Here is how you configure it using the application factory:
from flask_ca import FlaskCA
db = SQLAlchemy()
flaskca = FlaskCA(db)
# Registers the certauth blueprint.
flaskca.init_app(app)
flaskca.register_blueprints()
Next step required is to migrate the database (I have tested using postgresql and sqlite3). We use sqlalchemy-migrate to do this using the application name flask_ca. It is quite simple to do this in code:
from cnsdev.repository import __file__ as repfile
carep = os.path.dirname(carepo_file)
import migrate.versioning.api as migapi
migapi.version_control(url=dburi, repository=carep)
migapi.upgrade(url=dburi, repository=carep)
I personally use Flask-Script and encapsulate the migrate functionality that way:
@manager.command
def migrate_upgrade():
migapi.upgrade(url=dburi, repository=rep)
migapi.upgrade(url=dburi, repository=carep)
@manager.command
def migrate_downgrade(version):
migapi.downgrade(url=dburi, repository=rep, version=version)
@manager.command
def migrate_version_control():
migapi.version_control(url=dburi, repository=rep)

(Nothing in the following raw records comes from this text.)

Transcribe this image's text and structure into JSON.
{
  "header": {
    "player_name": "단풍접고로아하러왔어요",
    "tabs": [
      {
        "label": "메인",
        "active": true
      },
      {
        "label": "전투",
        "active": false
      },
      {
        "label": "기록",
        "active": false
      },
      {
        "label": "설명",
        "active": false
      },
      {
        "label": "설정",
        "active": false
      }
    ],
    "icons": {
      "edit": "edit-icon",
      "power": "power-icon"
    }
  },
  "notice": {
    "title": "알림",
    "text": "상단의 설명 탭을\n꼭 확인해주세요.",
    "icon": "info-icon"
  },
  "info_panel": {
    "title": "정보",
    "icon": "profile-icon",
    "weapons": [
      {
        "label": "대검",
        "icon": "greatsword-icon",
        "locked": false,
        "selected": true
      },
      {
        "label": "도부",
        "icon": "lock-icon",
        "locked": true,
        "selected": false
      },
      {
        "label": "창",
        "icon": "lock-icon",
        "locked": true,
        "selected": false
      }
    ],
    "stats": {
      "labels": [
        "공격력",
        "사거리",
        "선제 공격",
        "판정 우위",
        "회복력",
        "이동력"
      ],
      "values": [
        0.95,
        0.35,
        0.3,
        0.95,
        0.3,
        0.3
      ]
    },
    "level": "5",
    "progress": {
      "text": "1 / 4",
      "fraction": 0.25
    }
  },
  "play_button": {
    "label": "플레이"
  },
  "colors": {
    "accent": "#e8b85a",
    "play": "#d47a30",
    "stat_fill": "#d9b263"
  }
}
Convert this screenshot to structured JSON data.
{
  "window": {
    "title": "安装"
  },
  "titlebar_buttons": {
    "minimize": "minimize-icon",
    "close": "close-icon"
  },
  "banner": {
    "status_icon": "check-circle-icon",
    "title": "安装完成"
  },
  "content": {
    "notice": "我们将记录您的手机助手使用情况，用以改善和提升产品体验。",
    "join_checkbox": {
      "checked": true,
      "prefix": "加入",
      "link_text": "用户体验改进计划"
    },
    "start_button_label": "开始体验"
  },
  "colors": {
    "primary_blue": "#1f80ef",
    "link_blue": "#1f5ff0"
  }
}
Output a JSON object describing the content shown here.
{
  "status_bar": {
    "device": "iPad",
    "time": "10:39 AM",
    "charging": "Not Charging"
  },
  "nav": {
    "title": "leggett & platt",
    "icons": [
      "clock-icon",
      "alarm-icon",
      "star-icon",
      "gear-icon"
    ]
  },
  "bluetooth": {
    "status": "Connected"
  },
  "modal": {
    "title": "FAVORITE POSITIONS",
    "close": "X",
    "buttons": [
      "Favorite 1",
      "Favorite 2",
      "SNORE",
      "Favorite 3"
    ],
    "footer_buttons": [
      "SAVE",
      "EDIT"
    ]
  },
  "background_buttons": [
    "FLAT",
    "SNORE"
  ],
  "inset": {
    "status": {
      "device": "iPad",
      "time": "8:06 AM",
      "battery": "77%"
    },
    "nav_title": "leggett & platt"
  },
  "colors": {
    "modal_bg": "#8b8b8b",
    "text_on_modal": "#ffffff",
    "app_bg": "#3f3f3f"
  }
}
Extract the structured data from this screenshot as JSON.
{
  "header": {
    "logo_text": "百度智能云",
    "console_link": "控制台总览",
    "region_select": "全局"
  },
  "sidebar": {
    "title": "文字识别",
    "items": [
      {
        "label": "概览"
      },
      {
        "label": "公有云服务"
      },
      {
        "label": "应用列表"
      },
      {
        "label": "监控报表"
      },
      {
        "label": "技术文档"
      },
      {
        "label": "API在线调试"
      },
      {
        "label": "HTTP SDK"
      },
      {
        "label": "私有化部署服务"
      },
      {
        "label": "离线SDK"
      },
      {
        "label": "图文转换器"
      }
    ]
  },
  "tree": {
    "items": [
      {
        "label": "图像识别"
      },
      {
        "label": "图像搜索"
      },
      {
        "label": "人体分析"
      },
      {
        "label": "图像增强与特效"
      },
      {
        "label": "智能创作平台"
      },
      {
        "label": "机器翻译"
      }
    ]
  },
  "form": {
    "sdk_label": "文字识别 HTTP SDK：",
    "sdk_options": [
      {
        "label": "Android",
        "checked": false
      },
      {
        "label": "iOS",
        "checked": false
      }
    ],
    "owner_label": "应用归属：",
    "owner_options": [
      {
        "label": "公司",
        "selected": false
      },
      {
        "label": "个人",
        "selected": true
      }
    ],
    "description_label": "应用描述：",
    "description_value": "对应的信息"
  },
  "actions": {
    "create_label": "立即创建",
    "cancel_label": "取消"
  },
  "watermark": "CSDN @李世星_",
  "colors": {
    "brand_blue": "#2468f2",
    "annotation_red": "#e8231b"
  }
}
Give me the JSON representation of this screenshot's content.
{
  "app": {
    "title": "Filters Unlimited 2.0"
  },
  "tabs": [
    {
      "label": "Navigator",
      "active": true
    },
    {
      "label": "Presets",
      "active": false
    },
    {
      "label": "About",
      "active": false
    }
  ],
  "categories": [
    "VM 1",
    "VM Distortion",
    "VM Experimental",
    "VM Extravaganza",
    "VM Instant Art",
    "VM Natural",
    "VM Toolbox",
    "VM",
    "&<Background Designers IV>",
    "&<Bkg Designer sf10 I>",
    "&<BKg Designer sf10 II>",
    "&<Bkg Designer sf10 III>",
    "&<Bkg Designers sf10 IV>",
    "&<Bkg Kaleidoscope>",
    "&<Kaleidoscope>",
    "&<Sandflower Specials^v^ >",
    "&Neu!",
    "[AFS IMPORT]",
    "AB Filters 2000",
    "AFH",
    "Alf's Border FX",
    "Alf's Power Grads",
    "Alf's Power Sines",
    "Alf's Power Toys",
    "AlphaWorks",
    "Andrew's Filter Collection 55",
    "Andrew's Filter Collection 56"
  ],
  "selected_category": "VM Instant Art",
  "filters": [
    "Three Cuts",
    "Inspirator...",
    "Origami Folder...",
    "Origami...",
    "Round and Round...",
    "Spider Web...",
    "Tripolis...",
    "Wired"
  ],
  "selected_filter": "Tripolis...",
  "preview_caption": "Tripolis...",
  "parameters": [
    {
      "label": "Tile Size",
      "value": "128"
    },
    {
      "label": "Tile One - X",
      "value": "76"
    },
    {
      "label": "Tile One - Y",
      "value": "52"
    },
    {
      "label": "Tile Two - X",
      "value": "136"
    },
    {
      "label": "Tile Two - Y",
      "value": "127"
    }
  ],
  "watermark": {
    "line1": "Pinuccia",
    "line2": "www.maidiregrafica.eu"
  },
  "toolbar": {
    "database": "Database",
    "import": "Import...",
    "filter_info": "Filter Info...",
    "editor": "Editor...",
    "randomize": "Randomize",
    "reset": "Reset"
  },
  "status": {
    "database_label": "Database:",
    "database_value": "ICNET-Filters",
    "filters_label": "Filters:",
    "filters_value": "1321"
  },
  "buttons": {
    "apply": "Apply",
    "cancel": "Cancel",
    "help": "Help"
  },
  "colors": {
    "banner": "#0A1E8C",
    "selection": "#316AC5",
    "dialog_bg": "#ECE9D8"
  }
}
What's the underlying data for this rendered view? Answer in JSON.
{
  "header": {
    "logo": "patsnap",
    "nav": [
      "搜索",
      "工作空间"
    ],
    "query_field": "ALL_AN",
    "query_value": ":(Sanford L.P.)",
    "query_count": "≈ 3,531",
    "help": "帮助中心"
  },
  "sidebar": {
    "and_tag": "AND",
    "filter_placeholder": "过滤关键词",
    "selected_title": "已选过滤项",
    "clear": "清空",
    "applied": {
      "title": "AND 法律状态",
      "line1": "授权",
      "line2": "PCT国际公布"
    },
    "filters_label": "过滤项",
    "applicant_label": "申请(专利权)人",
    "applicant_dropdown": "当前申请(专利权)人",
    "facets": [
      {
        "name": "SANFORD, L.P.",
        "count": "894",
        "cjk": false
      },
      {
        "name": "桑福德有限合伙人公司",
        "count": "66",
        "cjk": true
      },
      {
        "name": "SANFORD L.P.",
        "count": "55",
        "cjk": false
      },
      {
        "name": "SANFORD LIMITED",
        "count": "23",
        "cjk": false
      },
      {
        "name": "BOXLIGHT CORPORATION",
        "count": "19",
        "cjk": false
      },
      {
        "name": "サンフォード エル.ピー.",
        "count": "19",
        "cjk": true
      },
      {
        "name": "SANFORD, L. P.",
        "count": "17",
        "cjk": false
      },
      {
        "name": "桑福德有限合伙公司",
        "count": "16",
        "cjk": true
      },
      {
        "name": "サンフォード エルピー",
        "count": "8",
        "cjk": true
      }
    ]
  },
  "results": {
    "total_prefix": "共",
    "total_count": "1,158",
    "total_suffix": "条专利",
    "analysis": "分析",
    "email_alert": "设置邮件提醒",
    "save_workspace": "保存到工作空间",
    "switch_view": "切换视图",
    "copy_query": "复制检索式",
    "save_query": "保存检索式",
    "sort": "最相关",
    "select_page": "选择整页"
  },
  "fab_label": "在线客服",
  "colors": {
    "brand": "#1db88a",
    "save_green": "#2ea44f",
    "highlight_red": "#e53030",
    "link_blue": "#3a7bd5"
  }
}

migapi.version_control(url=dburi, repository=carep)
Where the rep repository is the one of my application and carep is the one for flask_ca.
The blueprint ships it’s own set of templates that use jQuery-UI, if you wish you override them you can place your own in the templates/ directory of your application.
To use the built in templates you need to create templates/base.html in your application directory and make it include jQuery-UI e.g.:
<link type="text/css" href="{{ url_for('static', filename='css/ui-lightness/jquery-ui-1.8.6.custom.css') }}" rel="stylesheet" />
<script type="text/javascript" src="{{ url_for('static', filename='js/jquery-1.4.2.min.js') }}"></script>
<script type="text/javascript" src="{{ url_for('static', filename='js/jquery-ui-1.8.6.custom.min.js') }}"></script>
Here is a simple approach to add authentication for accessing the CertAuth blueprint, I do this via before_request which is possible due to the flexible nature of Flask. This example uses Flask-Principal:
@app.before_request
def before_handler():
g.user = getattr(g.identity, 'user', None)
# Requiring authentication for the certauth blueprint.
if request.blueprint == 'certauth':
# Require admin permission.
admin_permission.test(401)
I won’t go into detail of how Flask-Principal works, there are a lot of examples around on the github. However this shows how easy it is to add authentication and we could use Flask-Login instead of whatever we please.